To make up for this, the developer packed the game with a variety of tuning options. High Heat takes the Madden approach to baseball by allowing you to adjust player speed, throwing speed (pitching and fielding), hitting ability, error and injury frequency, difficulty setting, and even the level of simulation. All these options (except the simulation setting) are explained in the detailed and lengthy manual.

Gameplay : 98
In the gameplay department, High Heat wins on all fronts. First, the game is a quick play. You can push through a 9 inning game in as little as 30 minutes. The game doesn't force you to watch time consuming cut scenes or waste time between pitches. Next, the pitching and batting interface, while simple, is a nice departure from other titles. While my personal preference has always been to have an icon based pitching and batting interface (due to the fact that big league pitchers have pretty good control and hitters can accurately target the head of the bat) the interface in High Heat is more timing based on the batting side and area based on the pitching end. When delivering a pitch, you can select to throw either a ball or strike, though even strikes may find their way out of the zone. You can pitch to a general area of the strike zone, but control is not perfect like other games. The batting interface is even simpler. You can guess the pitch if you wish, and as the ball crosses the plate you simply hit the X button to swing the bat. There's no cursor to target the ball with. You can even try to aim the ball with the directional pad or analog stick for more accuracy.

Where the game truly excels over the competition is with the portrayal of the game of baseball. Baseball is a mixture of walks, strikeouts, doubles, the sac fly, bunts, wild pitches, steals, and more.

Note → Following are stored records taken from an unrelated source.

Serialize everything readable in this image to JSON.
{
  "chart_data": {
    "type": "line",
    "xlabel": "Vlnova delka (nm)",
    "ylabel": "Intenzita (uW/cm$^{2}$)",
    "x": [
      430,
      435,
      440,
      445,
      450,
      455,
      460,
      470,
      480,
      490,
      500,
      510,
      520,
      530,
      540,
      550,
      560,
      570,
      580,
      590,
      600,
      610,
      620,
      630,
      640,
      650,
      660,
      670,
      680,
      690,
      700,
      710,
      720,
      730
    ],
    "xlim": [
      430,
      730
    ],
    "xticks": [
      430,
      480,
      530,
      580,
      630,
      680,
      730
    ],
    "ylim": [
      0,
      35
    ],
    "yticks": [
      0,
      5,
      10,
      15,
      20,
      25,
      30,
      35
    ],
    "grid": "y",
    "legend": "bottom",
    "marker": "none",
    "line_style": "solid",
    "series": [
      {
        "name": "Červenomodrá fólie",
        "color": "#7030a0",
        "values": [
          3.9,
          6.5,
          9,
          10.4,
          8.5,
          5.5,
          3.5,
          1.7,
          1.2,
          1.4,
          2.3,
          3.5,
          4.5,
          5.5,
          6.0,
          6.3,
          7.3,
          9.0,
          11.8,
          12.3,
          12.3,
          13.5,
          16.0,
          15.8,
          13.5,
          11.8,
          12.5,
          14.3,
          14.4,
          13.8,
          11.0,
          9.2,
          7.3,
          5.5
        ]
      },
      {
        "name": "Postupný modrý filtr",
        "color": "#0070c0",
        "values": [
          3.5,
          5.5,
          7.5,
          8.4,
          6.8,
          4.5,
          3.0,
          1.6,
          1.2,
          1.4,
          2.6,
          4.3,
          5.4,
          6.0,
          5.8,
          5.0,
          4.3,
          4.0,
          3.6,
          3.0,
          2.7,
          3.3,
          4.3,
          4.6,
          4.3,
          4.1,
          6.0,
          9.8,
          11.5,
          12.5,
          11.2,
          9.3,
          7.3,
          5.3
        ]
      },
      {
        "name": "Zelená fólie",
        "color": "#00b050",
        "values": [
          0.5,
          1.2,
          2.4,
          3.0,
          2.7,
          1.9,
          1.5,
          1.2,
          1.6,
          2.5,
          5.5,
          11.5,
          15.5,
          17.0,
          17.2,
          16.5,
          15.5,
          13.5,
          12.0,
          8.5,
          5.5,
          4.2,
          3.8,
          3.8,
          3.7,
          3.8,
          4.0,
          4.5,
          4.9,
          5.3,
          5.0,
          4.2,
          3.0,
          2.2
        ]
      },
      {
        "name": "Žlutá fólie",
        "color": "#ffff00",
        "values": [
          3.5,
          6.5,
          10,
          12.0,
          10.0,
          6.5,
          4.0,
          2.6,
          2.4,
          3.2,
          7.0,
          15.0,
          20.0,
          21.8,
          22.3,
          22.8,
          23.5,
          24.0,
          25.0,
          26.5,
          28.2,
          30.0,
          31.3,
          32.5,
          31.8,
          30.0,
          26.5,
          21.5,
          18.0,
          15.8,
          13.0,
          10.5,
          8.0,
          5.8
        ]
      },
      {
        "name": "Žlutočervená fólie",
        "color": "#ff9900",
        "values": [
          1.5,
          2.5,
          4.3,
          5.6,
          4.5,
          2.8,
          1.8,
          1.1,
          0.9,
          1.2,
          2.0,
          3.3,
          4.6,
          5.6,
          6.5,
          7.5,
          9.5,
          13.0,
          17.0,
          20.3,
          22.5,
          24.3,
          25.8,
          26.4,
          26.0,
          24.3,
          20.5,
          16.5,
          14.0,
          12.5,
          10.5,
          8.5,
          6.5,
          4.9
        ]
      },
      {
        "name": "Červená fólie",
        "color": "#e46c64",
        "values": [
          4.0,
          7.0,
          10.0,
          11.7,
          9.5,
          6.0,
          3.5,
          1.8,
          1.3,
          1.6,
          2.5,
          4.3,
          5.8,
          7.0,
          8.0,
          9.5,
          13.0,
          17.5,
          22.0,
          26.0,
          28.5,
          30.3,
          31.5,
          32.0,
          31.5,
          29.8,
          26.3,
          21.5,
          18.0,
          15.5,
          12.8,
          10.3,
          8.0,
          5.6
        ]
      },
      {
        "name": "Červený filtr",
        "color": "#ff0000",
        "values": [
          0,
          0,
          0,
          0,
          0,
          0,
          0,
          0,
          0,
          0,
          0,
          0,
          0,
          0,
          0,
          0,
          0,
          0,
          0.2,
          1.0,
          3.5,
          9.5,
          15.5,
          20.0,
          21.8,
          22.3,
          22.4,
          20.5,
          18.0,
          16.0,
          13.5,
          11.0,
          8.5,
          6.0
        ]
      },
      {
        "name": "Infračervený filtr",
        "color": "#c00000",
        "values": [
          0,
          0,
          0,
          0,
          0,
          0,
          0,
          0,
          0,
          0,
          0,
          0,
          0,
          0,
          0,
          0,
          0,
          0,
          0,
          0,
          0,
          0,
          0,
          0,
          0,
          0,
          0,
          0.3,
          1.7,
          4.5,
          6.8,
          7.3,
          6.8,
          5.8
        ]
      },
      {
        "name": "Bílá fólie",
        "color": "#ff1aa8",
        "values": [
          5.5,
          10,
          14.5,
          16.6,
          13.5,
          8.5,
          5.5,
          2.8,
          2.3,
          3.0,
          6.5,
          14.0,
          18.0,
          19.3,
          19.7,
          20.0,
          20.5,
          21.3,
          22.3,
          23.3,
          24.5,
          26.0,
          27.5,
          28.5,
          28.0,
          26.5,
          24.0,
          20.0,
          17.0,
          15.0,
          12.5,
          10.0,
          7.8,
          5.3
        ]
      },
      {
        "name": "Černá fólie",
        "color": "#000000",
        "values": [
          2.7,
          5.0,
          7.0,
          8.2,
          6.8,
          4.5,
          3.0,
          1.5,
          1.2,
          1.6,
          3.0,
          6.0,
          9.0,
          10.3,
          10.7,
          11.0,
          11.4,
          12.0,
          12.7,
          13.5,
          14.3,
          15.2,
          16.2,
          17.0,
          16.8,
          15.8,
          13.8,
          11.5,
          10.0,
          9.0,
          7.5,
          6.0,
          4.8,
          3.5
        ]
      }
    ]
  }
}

High Heat 2003 utilizes every aspect of baseball. The moment I played my first game I realized I was in for something special. My very first game included things like a double steal and my player successfully reaching first base on a dropped third strike. When's the last time you saw that in Triple Play or All-Star Baseball?

Just like real ball, the scores change game by game. I've had pitching duels with low scores and total blowouts where the combined home run count from both teams was in the double digits. The game emphasizes pitching and recognizing when your pitcher is losing his stuff. Fans of small ball will appreciate the moves of the AI. Playing in the NL, pitchers will bunt a man over to second base rather than hit away. In either league, sacrifices are common. In fact, if there is a problem with the AI, it's that the CPU is a bit too good in getting a sac fly in a crucial situation. If there is one complaint I have with the game, it has to be baserunning. Baserunning in High Heat 2003 is a bit of a challenge, and on several occasions I've sent the wrong players in motion.

Replay Value : 95
Whether you want a baseball simulation or a baseball title with some arcade action, I feel High Heat 2003 succeeds on both fronts. Clearly the game is the most accurate simulation on the market. Its diversity in play and its clever AI make for a deep playing game. But the quick pace of the game means you can almost approach the game as an arcade title. Simply turn on the pitch locator for easier batting and you've got arcade baseball right there. Either way, I'm loving the game.

Overall : 90
High Heat 2003 very well could have been a landmark baseball title. The gameplay makes it so, but its early release means things like schedules and rosters aren't representative of the 2002 baseball season. I'm sure 3DO wanted to get out of the gate early to attract sales, but if word of mouth gets around about how good the gameplay is, hopefully next year's edition will be more timely. As it is, High Heat 2003 is one fine baseball game.